Mark Zuckerberg isn’t the only entrepreneur who ditched Harvard in pursuit of something bigger. Samuel Adams founder Jim Koch built a $3 billion alcohol empire, but it wasn’t the Ivy League school that set him on that path.
It was 1978, and Koch had just completed his second year of Harvard Business School’s JD/MBA program. He said the program allowed students to do law school and business school at the same time, and often led to a career as a corporate lawyer or working for a big company. But by the end of his second year, Koch was questioning if that path was truly for him.
“I’ve been going to school since I was five years old,” Koch said of the dilemma in an interview with Fortune. “I’ve never really done anything in the real world and yet, I’m on this path leading me to a place I’m not sure I want to be.”
His push to explore the world and get hands-on experience ended up leading him on the path to founding Samuel Adams. But now looking back, Koch realized that one crucial skill he learned while building the company isn’t even found in a textbook at Harvard.
How to sell a company
Koch’s path towards success didn’t start in the classroom. In fact, he said that the selling skills he learned aren’t even taught at Harvard. The Ivy League institution offers students courses in marketing, sales management, and business analytics, yet a course on basic selling tactics is nowhere to be found.
“Selling is this really, really important skill that business schools don’t teach to this day,” Koch said.
It’s a skill he had to learn on the ground—literally. When Koch launched Samuel Adams in 1984, he couldn’t find a distributor who would agree to sell his beer. Which meant he had to sell it himself.
Armed with a family recipe and a dream, the then 34-year-old set out walking door-to-door with a briefcase of beer, hoping to convince bar owners and managers to stock the brew. In one briefcase, he could fit seven beers, two ice packs, and a sleeve of cups for sampling. Koch says he had “about a 5% success rate,” meaning for every 20 bars he visited, he’d open one new account.
“If I didn’t go from bar to bar with the cold beer in my briefcase and get people to carry it, I was going to go broke really quickly,” he said.
The determination and door-knocking paid off: Samuel Adams launched with an investment of $140,000 and two employees before skyrocketing into a $3 billion business over the course of 40 years. The decades-old brand is staying modern too: Koch expanded his alcohol empire under the umbrella of Boston Beer Co. to include bar favorites like hard seltzer brand Truly, hard iced tea brand Twisted Tea, and hard cider brand Angry Orchard.
Now, four decades later, Koch is sharing his biggest business lessons, and wants entrepreneurs to understand the importance of one core function that may seem obvious: selling.
“Nobody goes to college because they want to be a salesman,” he said. “It has a negative connotation.”
Citing pop culture classics like The World of Wall Street and Death of a Salesman, Koch explained that in pop culture, particularly among white-collar and educated workers, “salespeople are portrayed as kind of sleazy.”
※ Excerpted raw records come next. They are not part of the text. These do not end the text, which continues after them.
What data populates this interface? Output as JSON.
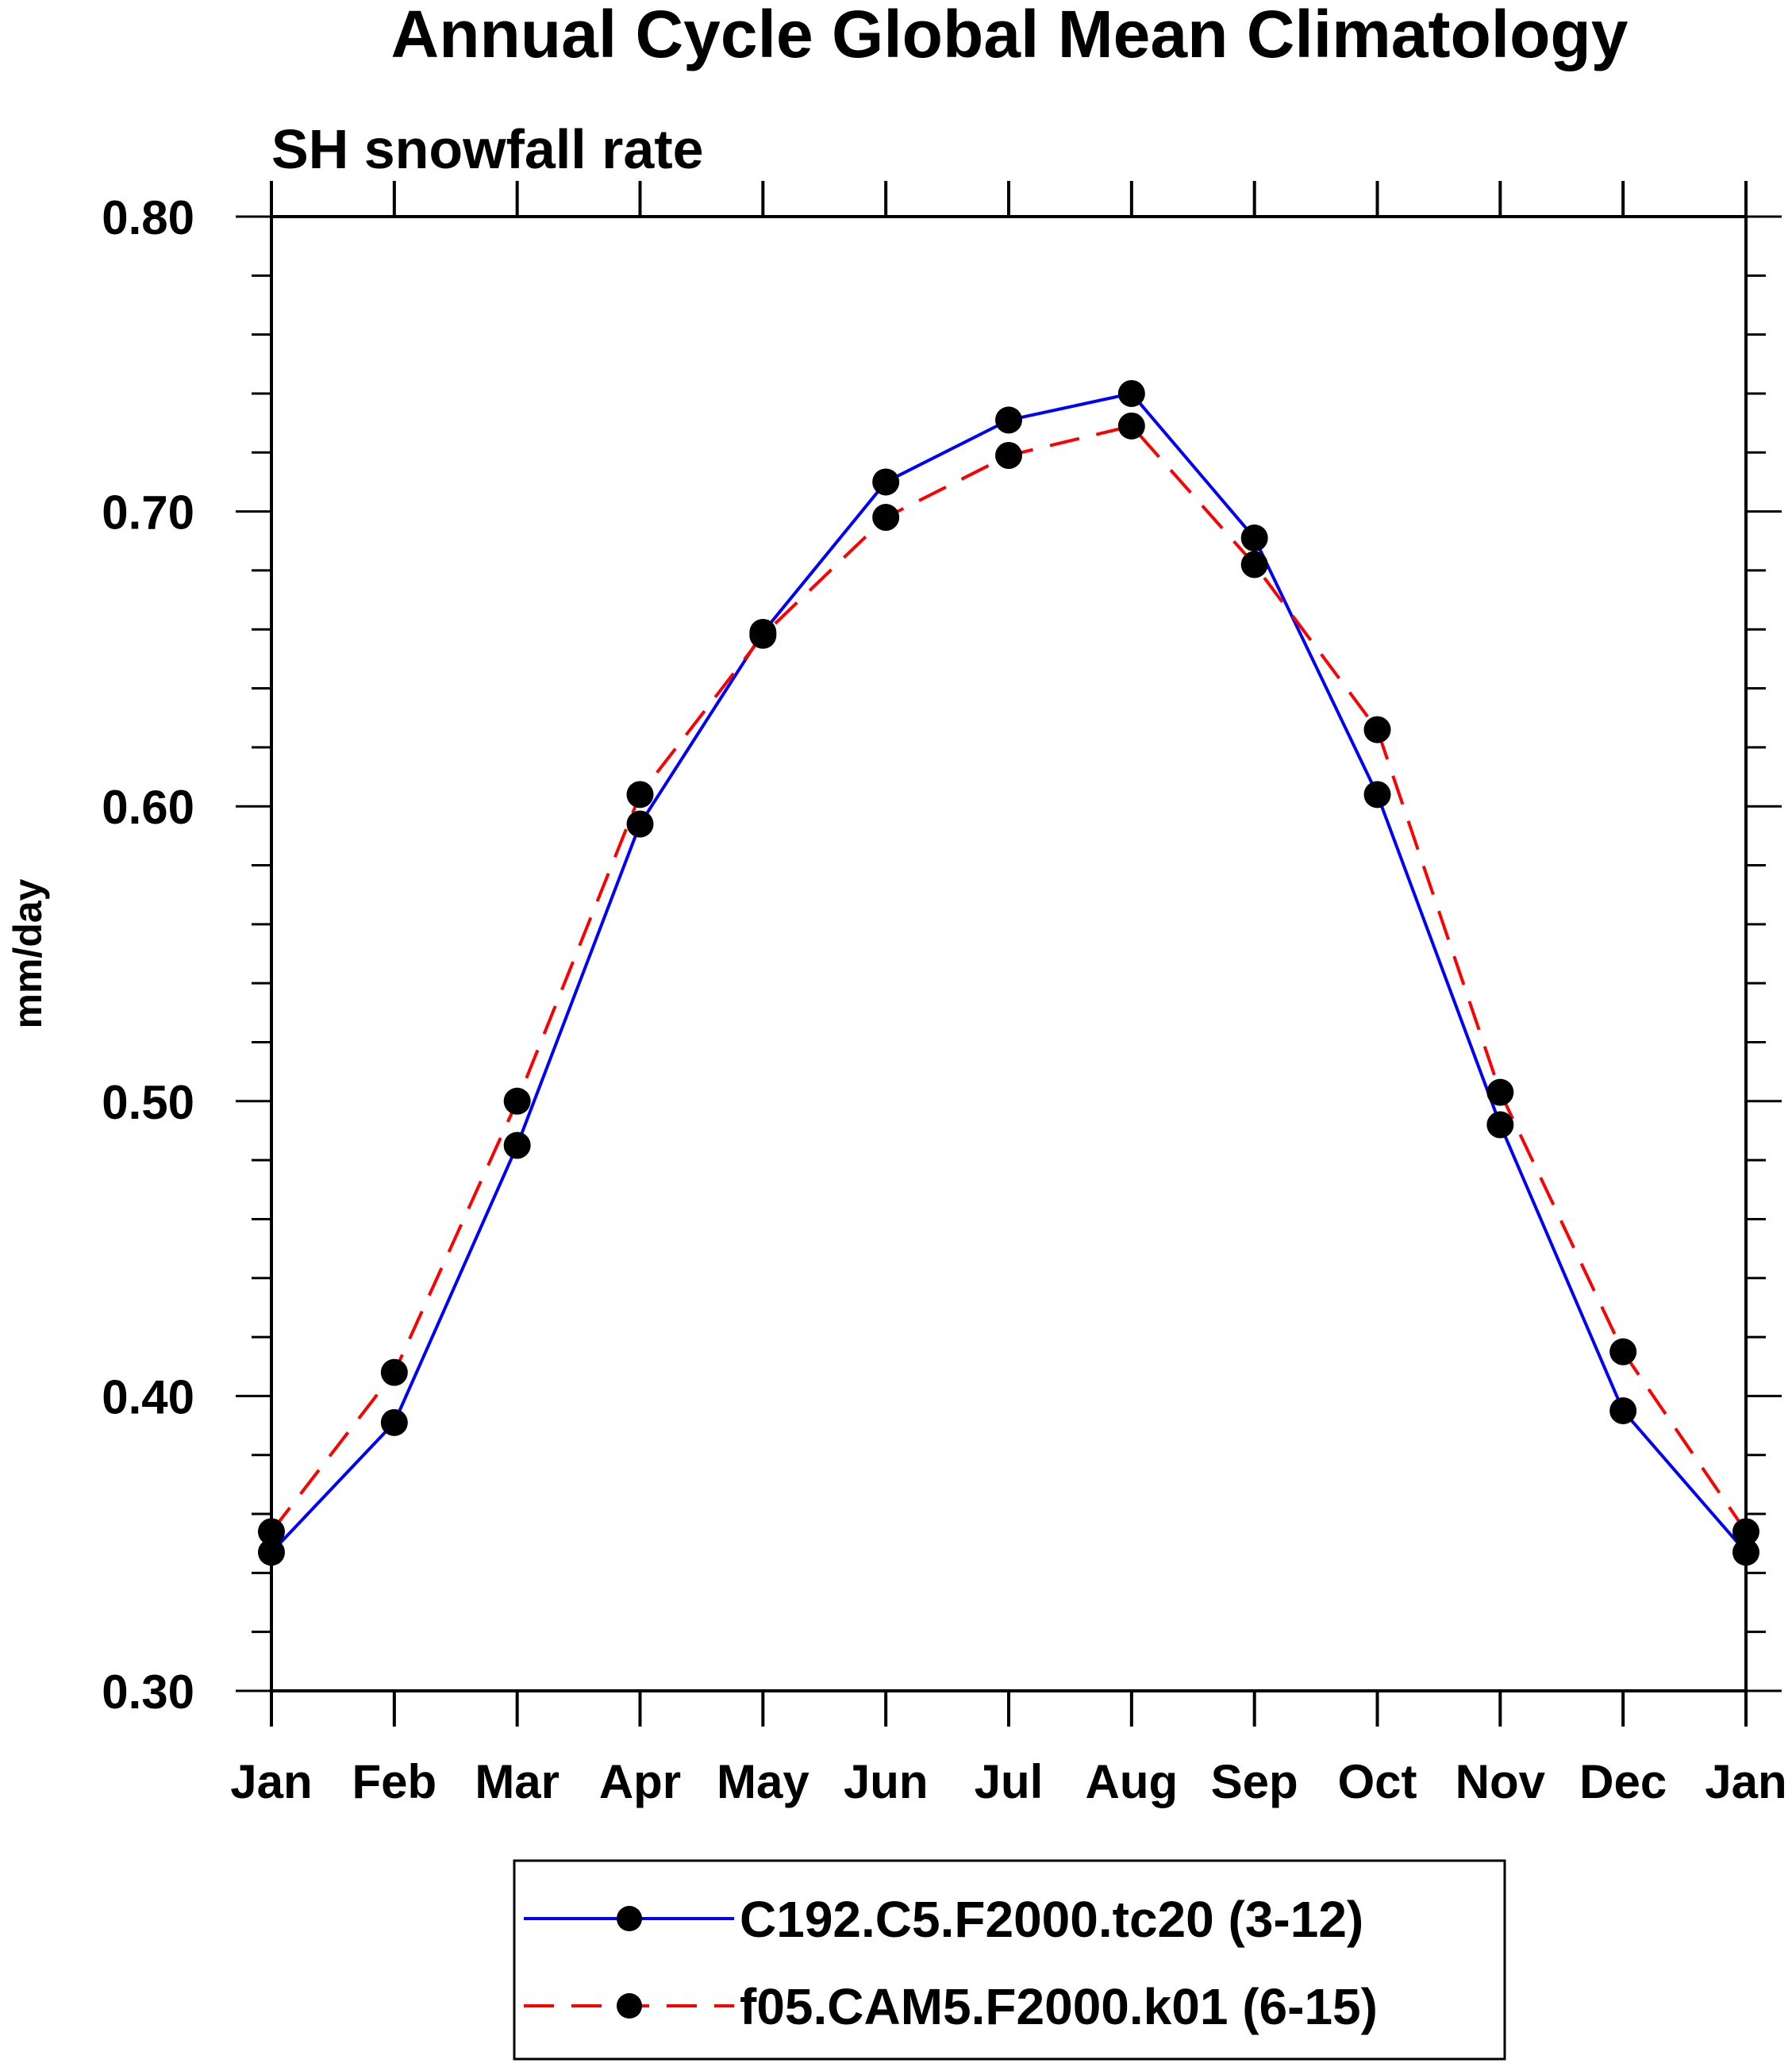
{
  "chart_data": {
    "type": "line",
    "title": "Annual Cycle Global Mean Climatology",
    "subtitle": "SH snowfall rate",
    "xlabel": "",
    "ylabel": "mm/day",
    "categories": [
      "Jan",
      "Feb",
      "Mar",
      "Apr",
      "May",
      "Jun",
      "Jul",
      "Aug",
      "Sep",
      "Oct",
      "Nov",
      "Dec",
      "Jan"
    ],
    "ylim": [
      0.3,
      0.8
    ],
    "yticks": [
      "0.30",
      "0.40",
      "0.50",
      "0.60",
      "0.70",
      "0.80"
    ],
    "grid": false,
    "legend_position": "bottom-center",
    "series": [
      {
        "name": "C192.C5.F2000.tc20 (3-12)",
        "color": "#0000ff",
        "line_style": "solid",
        "marker": "filled-circle",
        "values": [
          0.347,
          0.391,
          0.485,
          0.594,
          0.659,
          0.71,
          0.731,
          0.74,
          0.691,
          0.604,
          0.492,
          0.395,
          0.347
        ]
      },
      {
        "name": "f05.CAM5.F2000.k01 (6-15)",
        "color": "#ff0000",
        "line_style": "dashed",
        "marker": "filled-circle",
        "values": [
          0.354,
          0.408,
          0.5,
          0.604,
          0.658,
          0.698,
          0.719,
          0.729,
          0.682,
          0.626,
          0.503,
          0.415,
          0.354
        ]
      }
    ]
  }
}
“But what I learned is, done right, it’s a very noble activity,” he said, adding that exemplary salespeople demonstrate how their products can help consumers with their daily lives and goals. Conversely, salespeople shepherding “crappy,” non-beneficial products are “charlatans.”
“People are too smart to be fooled like that,” he said. “So to me, selling is not only necessary but noble.”
Success is a mindset
Koch’s path to building his empire wasn’t just hard work, he says: humility was a key building block. He says it’s one of the best pieces of business advice he ever received—and it came from his grandmother before he departed for Harvard.
She reminded him: “Jim, remember humility is a virtue.”
Approaching business with humility and gratitude for the success that you already have will lead you to a happy and rewarding life, Koch said.
Overall, success didn’t come Koch’s way traditionally. The entrepreneur used hands-on training from running wilderness courses to become a leader, taught himself how to sell when Harvard didn’t, and kept his grandmother’s words on humility in his head as his success grew.
Now, Koch helps pass on what he’s learned to entrepreneurs through his Brewing the American Dream program.
“I believe that my job as a businessperson is to try to pay forward, share the wealth, however you want to say it, because at the end of the day if you’re the only person who benefits from your success, you’re not going to have much of it.”
The program helps entrepreneurs with two things Koch didn’t have access to when he started Samuel Adams: loan money and coaching and counseling advice. While partnering with the ACCION opportunity fund, the program makes loans to businesses that no bank is going to touch. Koch says they look at the passions of the entrepreneurs and the quality of their products.
He says the program has a repayment rate of about 98%. And since then 2008, they’ve made $110 million in loans to 4,300 companies, provided coaching and counseling to around 20,000 companies, and those companies have saved or created almost 12,000 jobs in their communities.